François Hardy représente à mes yeux l’archétype de la féminité française telle qu’on se l’imaginait à la fin des années 1960. À compter de l’âge de douze ans, je pensais aussi à elle, le soir, avant de m’endormir. Plus tard, à l’âge adulte, j’ai fini par l’oublier comme on oublie toujours, ingrats que nous sommes, nos premières amours pour les remplacer par d’autres qui, en fin de compte, n’en valent pas vraiment la peine. Puis elle a fini par épouser Jacques Dutronc, ce qui a vraisemblablement eu pour effet de décourager les amoureux les plus tenaces...
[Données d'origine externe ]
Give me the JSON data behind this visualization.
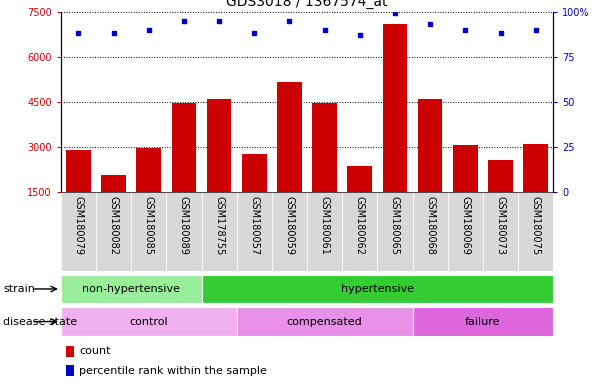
{
  "title": "GDS3018 / 1367574_at",
  "samples": [
    "GSM180079",
    "GSM180082",
    "GSM180085",
    "GSM180089",
    "GSM178755",
    "GSM180057",
    "GSM180059",
    "GSM180061",
    "GSM180062",
    "GSM180065",
    "GSM180068",
    "GSM180069",
    "GSM180073",
    "GSM180075"
  ],
  "counts": [
    2900,
    2050,
    2950,
    4450,
    4600,
    2750,
    5150,
    4450,
    2350,
    7100,
    4600,
    3050,
    2550,
    3100
  ],
  "percentile_ranks": [
    88,
    88,
    90,
    95,
    95,
    88,
    95,
    90,
    87,
    99,
    93,
    90,
    88,
    90
  ],
  "ylim_left": [
    1500,
    7500
  ],
  "ylim_right": [
    0,
    100
  ],
  "yticks_left": [
    1500,
    3000,
    4500,
    6000,
    7500
  ],
  "yticks_right": [
    0,
    25,
    50,
    75
  ],
  "ytick_top_label": "100%",
  "bar_color": "#cc0000",
  "dot_color": "#0000cc",
  "grid_color": "#000000",
  "strain_groups": [
    {
      "label": "non-hypertensive",
      "start": 0,
      "end": 4,
      "color": "#99ee99"
    },
    {
      "label": "hypertensive",
      "start": 4,
      "end": 14,
      "color": "#33cc33"
    }
  ],
  "disease_groups": [
    {
      "label": "control",
      "start": 0,
      "end": 5,
      "color": "#f0b0f0"
    },
    {
      "label": "compensated",
      "start": 5,
      "end": 10,
      "color": "#e890e8"
    },
    {
      "label": "failure",
      "start": 10,
      "end": 14,
      "color": "#dd66dd"
    }
  ],
  "legend_count_label": "count",
  "legend_pct_label": "percentile rank within the sample",
  "strain_label": "strain",
  "disease_label": "disease state",
  "title_fontsize": 10,
  "tick_fontsize": 7,
  "label_fontsize": 8,
  "annot_fontsize": 8,
  "n_samples": 14
}
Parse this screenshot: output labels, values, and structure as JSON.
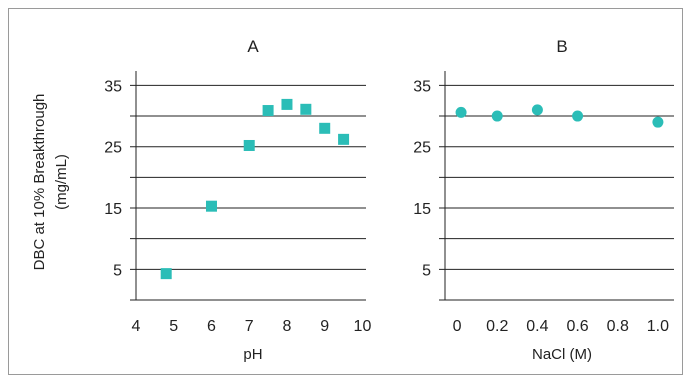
{
  "colors": {
    "marker": "#2bbdb7",
    "grid": "#222222",
    "frame": "#9a9a9a"
  },
  "ylabel_lines": [
    "DBC at 10% Breakthrough",
    "(mg/mL)"
  ],
  "chart_data": [
    {
      "type": "scatter",
      "title": "A",
      "xlabel": "pH",
      "ylabel": "DBC at 10% Breakthrough (mg/mL)",
      "marker": "square",
      "xlim": [
        4,
        10.2
      ],
      "ylim": [
        0,
        38
      ],
      "x_ticks": [
        4,
        5,
        6,
        7,
        8,
        9,
        10
      ],
      "x_tick_labels": [
        "4",
        "5",
        "6",
        "7",
        "8",
        "9",
        "10"
      ],
      "y_ticks": [
        5,
        15,
        25,
        35
      ],
      "y_tick_labels": [
        "5",
        "15",
        "25",
        "35"
      ],
      "gridlines_y": [
        5,
        10,
        15,
        20,
        25,
        30,
        35
      ],
      "points": [
        {
          "x": 4.8,
          "y": 4.3
        },
        {
          "x": 6.0,
          "y": 15.3
        },
        {
          "x": 7.0,
          "y": 25.2
        },
        {
          "x": 7.5,
          "y": 30.9
        },
        {
          "x": 8.0,
          "y": 31.9
        },
        {
          "x": 8.5,
          "y": 31.1
        },
        {
          "x": 9.0,
          "y": 28.0
        },
        {
          "x": 9.5,
          "y": 26.2
        }
      ]
    },
    {
      "type": "scatter",
      "title": "B",
      "xlabel": "NaCl (M)",
      "ylabel": "",
      "marker": "circle",
      "xlim": [
        -0.06,
        1.1
      ],
      "ylim": [
        0,
        38
      ],
      "x_ticks": [
        0,
        0.2,
        0.4,
        0.6,
        0.8,
        1.0
      ],
      "x_tick_labels": [
        "0",
        "0.2",
        "0.4",
        "0.6",
        "0.8",
        "1.0"
      ],
      "y_ticks": [
        5,
        15,
        25,
        35
      ],
      "y_tick_labels": [
        "5",
        "15",
        "25",
        "35"
      ],
      "gridlines_y": [
        5,
        10,
        15,
        20,
        25,
        30,
        35
      ],
      "points": [
        {
          "x": 0.02,
          "y": 30.6
        },
        {
          "x": 0.2,
          "y": 30.0
        },
        {
          "x": 0.4,
          "y": 31.0
        },
        {
          "x": 0.6,
          "y": 30.0
        },
        {
          "x": 1.0,
          "y": 29.0
        }
      ]
    }
  ]
}
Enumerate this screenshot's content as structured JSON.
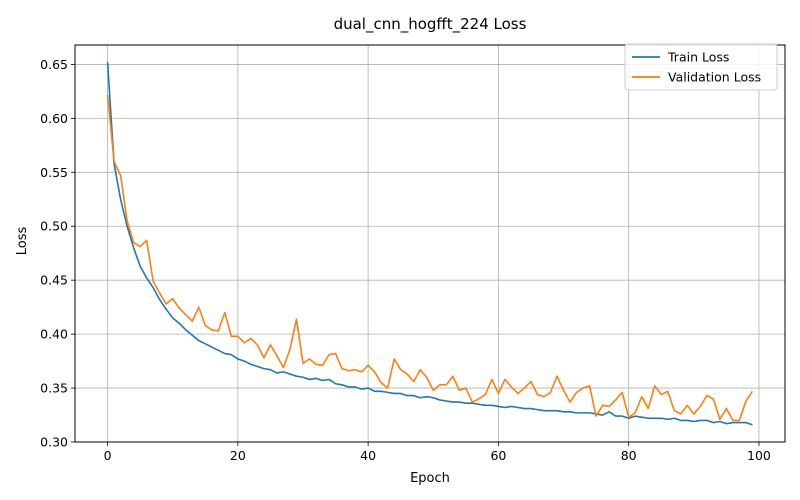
{
  "chart_data": {
    "type": "line",
    "title": "dual_cnn_hogfft_224 Loss",
    "xlabel": "Epoch",
    "ylabel": "Loss",
    "xlim": [
      -5,
      104
    ],
    "ylim": [
      0.3,
      0.668
    ],
    "x_ticks": [
      0,
      20,
      40,
      60,
      80,
      100
    ],
    "y_ticks": [
      0.3,
      0.35,
      0.4,
      0.45,
      0.5,
      0.55,
      0.6,
      0.65
    ],
    "y_tick_labels": [
      "0.30",
      "0.35",
      "0.40",
      "0.45",
      "0.50",
      "0.55",
      "0.60",
      "0.65"
    ],
    "grid": true,
    "legend_position": "top-right",
    "series": [
      {
        "name": "Train Loss",
        "color": "#1f77b4",
        "values": [
          0.652,
          0.558,
          0.525,
          0.5,
          0.48,
          0.463,
          0.452,
          0.443,
          0.432,
          0.423,
          0.415,
          0.41,
          0.404,
          0.399,
          0.394,
          0.391,
          0.388,
          0.385,
          0.382,
          0.381,
          0.377,
          0.375,
          0.372,
          0.37,
          0.368,
          0.367,
          0.364,
          0.365,
          0.363,
          0.361,
          0.36,
          0.358,
          0.359,
          0.357,
          0.358,
          0.354,
          0.353,
          0.351,
          0.351,
          0.349,
          0.35,
          0.347,
          0.347,
          0.346,
          0.345,
          0.345,
          0.343,
          0.343,
          0.341,
          0.342,
          0.341,
          0.339,
          0.338,
          0.337,
          0.337,
          0.336,
          0.336,
          0.335,
          0.334,
          0.334,
          0.333,
          0.332,
          0.333,
          0.332,
          0.331,
          0.331,
          0.33,
          0.329,
          0.329,
          0.329,
          0.328,
          0.328,
          0.327,
          0.327,
          0.327,
          0.326,
          0.325,
          0.328,
          0.324,
          0.324,
          0.322,
          0.324,
          0.323,
          0.322,
          0.322,
          0.322,
          0.321,
          0.322,
          0.32,
          0.32,
          0.319,
          0.32,
          0.32,
          0.318,
          0.319,
          0.317,
          0.318,
          0.318,
          0.318,
          0.316
        ]
      },
      {
        "name": "Validation Loss",
        "color": "#ff7f0e",
        "values": [
          0.622,
          0.56,
          0.547,
          0.505,
          0.485,
          0.481,
          0.487,
          0.449,
          0.438,
          0.428,
          0.433,
          0.424,
          0.418,
          0.412,
          0.425,
          0.408,
          0.404,
          0.403,
          0.42,
          0.398,
          0.398,
          0.392,
          0.396,
          0.39,
          0.378,
          0.39,
          0.38,
          0.369,
          0.386,
          0.414,
          0.373,
          0.377,
          0.372,
          0.371,
          0.381,
          0.382,
          0.368,
          0.366,
          0.367,
          0.365,
          0.371,
          0.365,
          0.355,
          0.35,
          0.377,
          0.367,
          0.363,
          0.356,
          0.367,
          0.36,
          0.348,
          0.353,
          0.353,
          0.361,
          0.348,
          0.35,
          0.337,
          0.34,
          0.344,
          0.358,
          0.345,
          0.358,
          0.351,
          0.345,
          0.35,
          0.356,
          0.344,
          0.342,
          0.346,
          0.361,
          0.348,
          0.337,
          0.346,
          0.35,
          0.352,
          0.324,
          0.334,
          0.333,
          0.339,
          0.346,
          0.323,
          0.327,
          0.342,
          0.331,
          0.352,
          0.344,
          0.347,
          0.329,
          0.326,
          0.334,
          0.326,
          0.333,
          0.343,
          0.34,
          0.321,
          0.331,
          0.32,
          0.32,
          0.338,
          0.347
        ]
      }
    ]
  }
}
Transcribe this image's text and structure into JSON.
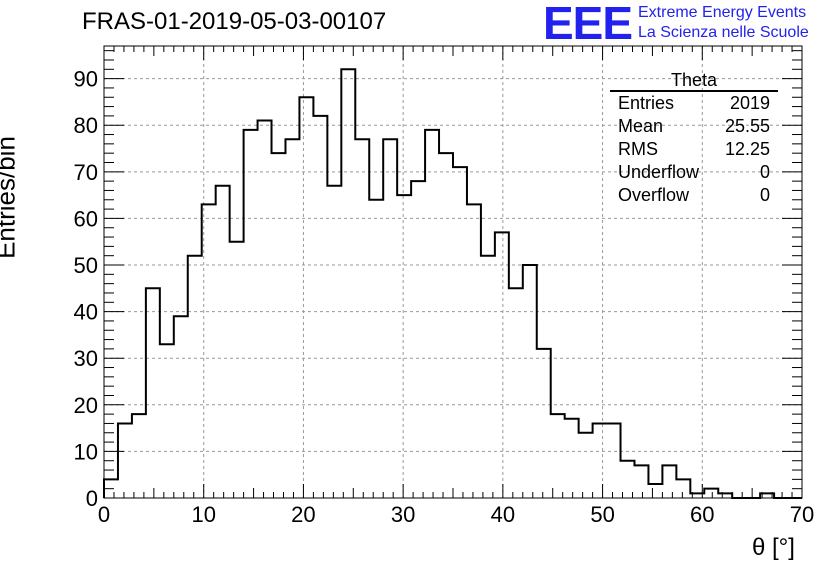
{
  "title": "FRAS-01-2019-05-03-00107",
  "logo": {
    "mark": "EEE",
    "line1": "Extreme Energy Events",
    "line2": "La Scienza nelle Scuole"
  },
  "stats": {
    "name": "Theta",
    "rows": [
      {
        "label": "Entries",
        "value": "2019"
      },
      {
        "label": "Mean",
        "value": "25.55"
      },
      {
        "label": "RMS",
        "value": "12.25"
      },
      {
        "label": "Underflow",
        "value": "0"
      },
      {
        "label": "Overflow",
        "value": "0"
      }
    ]
  },
  "chart_data": {
    "type": "bar",
    "title": "FRAS-01-2019-05-03-00107",
    "xlabel": "θ [°]",
    "ylabel": "Entries/bin",
    "xlim": [
      0,
      70
    ],
    "ylim": [
      0,
      97
    ],
    "bin_width": 1.4,
    "grid": true,
    "x_ticks": [
      0,
      10,
      20,
      30,
      40,
      50,
      60,
      70
    ],
    "y_ticks": [
      0,
      10,
      20,
      30,
      40,
      50,
      60,
      70,
      80,
      90
    ],
    "bin_edges_start": 0,
    "values": [
      4,
      16,
      18,
      45,
      33,
      39,
      52,
      63,
      67,
      55,
      79,
      81,
      74,
      77,
      86,
      82,
      67,
      92,
      77,
      64,
      77,
      65,
      68,
      79,
      74,
      71,
      63,
      52,
      57,
      45,
      50,
      32,
      18,
      17,
      14,
      16,
      16,
      8,
      7,
      3,
      7,
      4,
      1,
      2,
      1,
      0,
      0,
      1,
      0,
      0
    ]
  }
}
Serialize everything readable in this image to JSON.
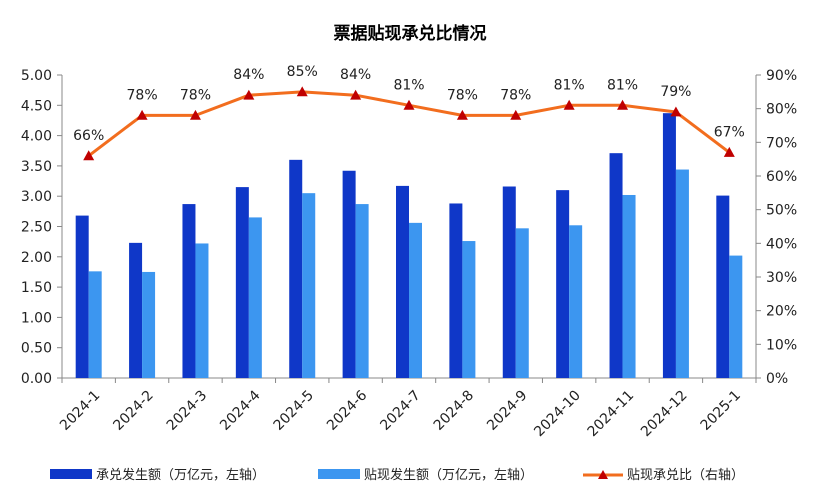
{
  "chart_data": {
    "type": "bar",
    "title": "票据贴现承兑比情况",
    "categories": [
      "2024-1",
      "2024-2",
      "2024-3",
      "2024-4",
      "2024-5",
      "2024-6",
      "2024-7",
      "2024-8",
      "2024-9",
      "2024-10",
      "2024-11",
      "2024-12",
      "2025-1"
    ],
    "series": [
      {
        "name": "承兑发生额（万亿元，左轴）",
        "type": "bar",
        "axis": "left",
        "color": "#0f37c8",
        "values": [
          2.68,
          2.23,
          2.87,
          3.15,
          3.6,
          3.42,
          3.17,
          2.88,
          3.16,
          3.1,
          3.71,
          4.37,
          3.01
        ]
      },
      {
        "name": "贴现发生额（万亿元，左轴）",
        "type": "bar",
        "axis": "left",
        "color": "#3c96f0",
        "values": [
          1.76,
          1.75,
          2.22,
          2.65,
          3.05,
          2.87,
          2.56,
          2.26,
          2.47,
          2.52,
          3.02,
          3.44,
          2.02
        ]
      },
      {
        "name": "贴现承兑比（右轴）",
        "type": "line",
        "axis": "right",
        "color": "#f26d1e",
        "marker_color": "#c00000",
        "values": [
          66,
          78,
          78,
          84,
          85,
          84,
          81,
          78,
          78,
          81,
          81,
          79,
          67
        ],
        "labels": [
          "66%",
          "78%",
          "78%",
          "84%",
          "85%",
          "84%",
          "81%",
          "78%",
          "78%",
          "81%",
          "81%",
          "79%",
          "67%"
        ]
      }
    ],
    "left_axis": {
      "min": 0,
      "max": 5,
      "step": 0.5,
      "ticks": [
        "0.00",
        "0.50",
        "1.00",
        "1.50",
        "2.00",
        "2.50",
        "3.00",
        "3.50",
        "4.00",
        "4.50",
        "5.00"
      ]
    },
    "right_axis": {
      "min": 0,
      "max": 90,
      "step": 10,
      "ticks": [
        "0%",
        "10%",
        "20%",
        "30%",
        "40%",
        "50%",
        "60%",
        "70%",
        "80%",
        "90%"
      ]
    },
    "grid": false,
    "legend_position": "bottom"
  }
}
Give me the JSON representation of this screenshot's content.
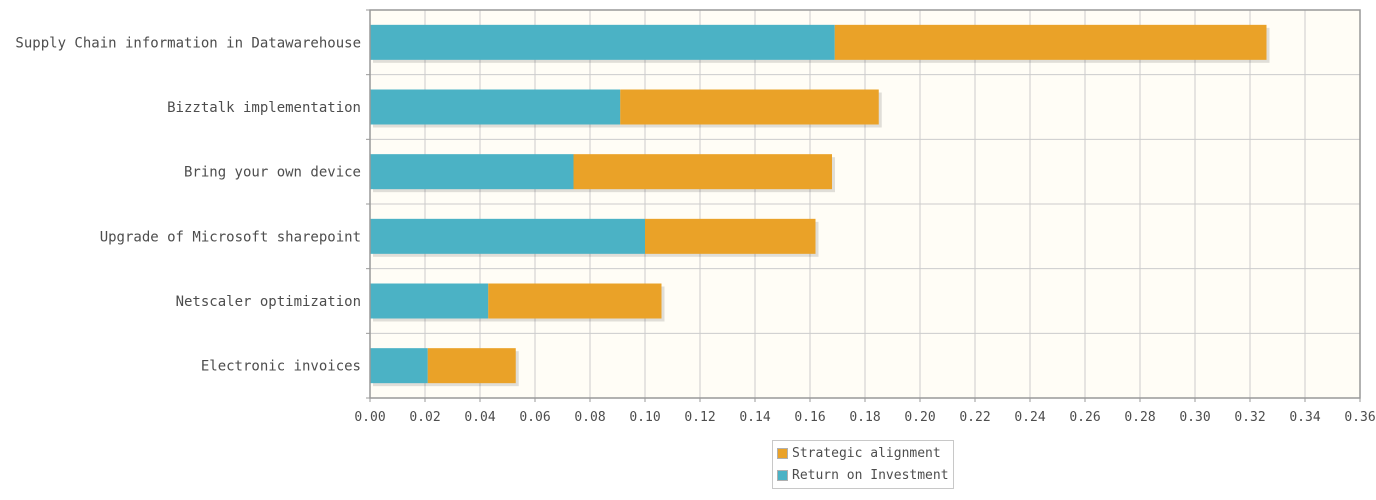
{
  "chart_data": {
    "type": "bar",
    "orientation": "horizontal",
    "stacked": true,
    "categories": [
      "Supply Chain information in Datawarehouse",
      "Bizztalk implementation",
      "Bring your own device",
      "Upgrade of Microsoft sharepoint",
      "Netscaler optimization",
      "Electronic invoices"
    ],
    "series": [
      {
        "name": "Return on Investment",
        "color": "#4bb2c5",
        "values": [
          0.169,
          0.091,
          0.074,
          0.1,
          0.043,
          0.021
        ]
      },
      {
        "name": "Strategic alignment",
        "color": "#eaa228",
        "values": [
          0.157,
          0.094,
          0.094,
          0.062,
          0.063,
          0.032
        ]
      }
    ],
    "xlim": [
      0,
      0.36
    ],
    "x_ticks": [
      "0.00",
      "0.02",
      "0.04",
      "0.06",
      "0.08",
      "0.10",
      "0.12",
      "0.14",
      "0.16",
      "0.18",
      "0.20",
      "0.22",
      "0.24",
      "0.26",
      "0.28",
      "0.30",
      "0.32",
      "0.34",
      "0.36"
    ],
    "grid": true,
    "legend_position": "bottom-center",
    "legend_order": [
      "Strategic alignment",
      "Return on Investment"
    ],
    "plot_background": "#fffdf6"
  }
}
En toute honnêteté, à l’exception de Tous les garçons et les filles de mon âge, je ne connais pas bien les chansons de François Hardy. Après le visionnement des Invasions barbares, j’ai écouté L’amitié sur YouTube, de même que Voilà. Mais c’est Mon amie la rose qui retient toute mon attention. Après plusieurs écoutes, c’est celle-ci que j’ai envie de partager avec vous. Pourquoi ? Tout simplement parce qu’il s’agit d’une chanson étonnante pour une jeune fille d’à peine vingt ans, assez superficielle au premier abord. Étonnante parce que Mon amie la rose aborde le thème, assez rare dans la chanson de variété, du vieillissement et de la mort. Voici ses dernières strophes :
On est bien peu de chose
Et mon amie la rose
Est morte ce matin
La lune cette nuit
A veillé mon amie
Moi en rêve j’ai vu
Éblouissante et nue
Son âme qui dansait
Bien au-delà des nues
Et qui me souriait
Crois celui qui peut croire
Moi, j’ai besoin d’espoir
Sinon je ne suis rien
Ou bien si peu de chose
C’est mon amie la rose
Qui l’a dit hier matin
Étonnant - n’est-ce pas ? - de regarder une jeune femme, qui a toute la vie devant elle, chanter qu’elle est bien peu de chose et qu’elle finira poussière... Du coup, elle me plaît à nouveau, cette Françoise Hardy.
Je vous invite à écouter Mon amie la rose :
Françoise Hardy, qui est une excellente parolière, n’a toutefois pas écrit Mon amie la rose. C’est Cécile Caulier qui l’a faite pour elle en 1964.